Clinical Nutrition Lab
The Clinical Nutrition Laboratory is dedicated to examining the effects of prenatal and postnatal nutrition on anthropometrics, body composition, metabolism and physical activity of infants and children. A main focus of our research is investigating how nutrition can influence child’s growth and development during a very critical period, the first 1000 days of life, which include prenatal and postnatal periods. Maternal health, body composition and nutrition are all important factors that can influence fetal and neonatal development. In addition, early infant nutrition, growth and body composition may also have short and long term consequences to child’s growth and development. Our laboratory collaborates with multiple other laboratories at ACNC and other institutions to tackle these complex questions using multi-disciplinary approaches.
Maternal programming of growth and body composition
A major focus of our research is to investigate the effects of maternal health, body composition and nutrition pre-conception and during pregnancy on the child’s growth, body composition and metabolism. Dr. Kartik Shankar’s team at ACNC has demonstrated that offspring of obese dams are more susceptible to obesity when challenged with a high fat diet. Our focus in the Clinical Nutrition Laboratory is to examine if these findings translate to women and children. The Glowing study was designed to tackle this question by enrolling 300 pregnant women before gestation week 10, follow them carefully during pregnancy every 6 weeks until delivery and investigating their children’s health, body composition, physical activity and metabolism during the first two years of life.
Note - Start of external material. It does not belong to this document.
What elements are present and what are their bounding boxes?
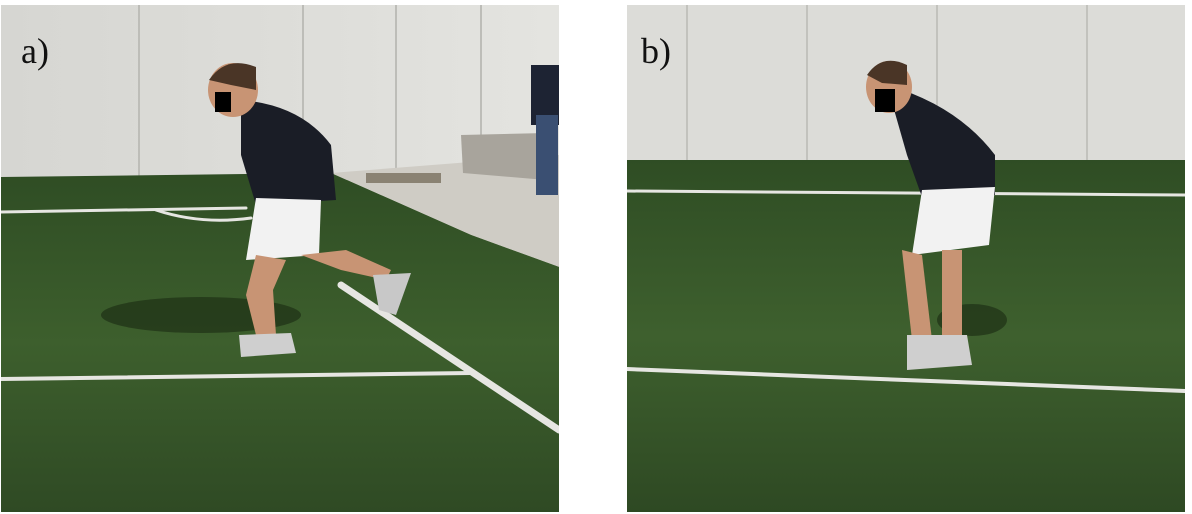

Our goal is to identify the role of maternal adiposity at conception on the offspring’s risk of obesity later in life. However, recent research has shown that differences may be present even prior to conception in oocytes from normal weight vs. obese women leading to changes in offspring metabolism later in life. To tackle this question, we are conducting a study in partnership with Arkansas Fertility and Gynecology clinic to investigate the role of maternal obesity on oocyte gene expression and follicular fluid content.
Neonatal Programming of growth and body composition
Infant nutrition, growth and body composition during the first two years of life also has short and long term consequences to the child’s growth and development. Patterns of nutrition and body composition during infancy are analyzed to understand their effect on later health outcomes. In fact, early infant diet can significantly impact growth and development during infancy. Most infants in the United States are fed breast-milk, cow’s milk based infant formulas or soy-based infant formulas. These diets differ significantly in their nutritional composition. Understanding the similarities and differences between infants fed these three diets is part of a comprehensive, longitudinal, prospective study called the Beginnings Study, which is characterizing the growth and development of infants and children from age 2 months to age 6 years. A follow up of these children during adolescence is also planned.
Methodology Development for Body Composition, Metabolism and Physical Activity
It is important to keep up with the development of new technologies to acquire accurate and precise data during infancy and childhood. The ACNC commissioned the manufacturing of the first quantitative nuclear magnetic resonance instrument (EchoMRI-AH-small) designed specifically for infants and children (0-50 kg). This instrument has been validated in house and for the first time provides a means to longitudinally and repeatedly study the body composition of children from birth through late childhood. We are also actively investigating ways to better estimate energy expenditure in infants and children using indirect calorimetry and physical activity monitoring. Keeping up with the advancement of technologies will guarantee that we use the best available methodologies for all clinical research studies conducted at the ACNC.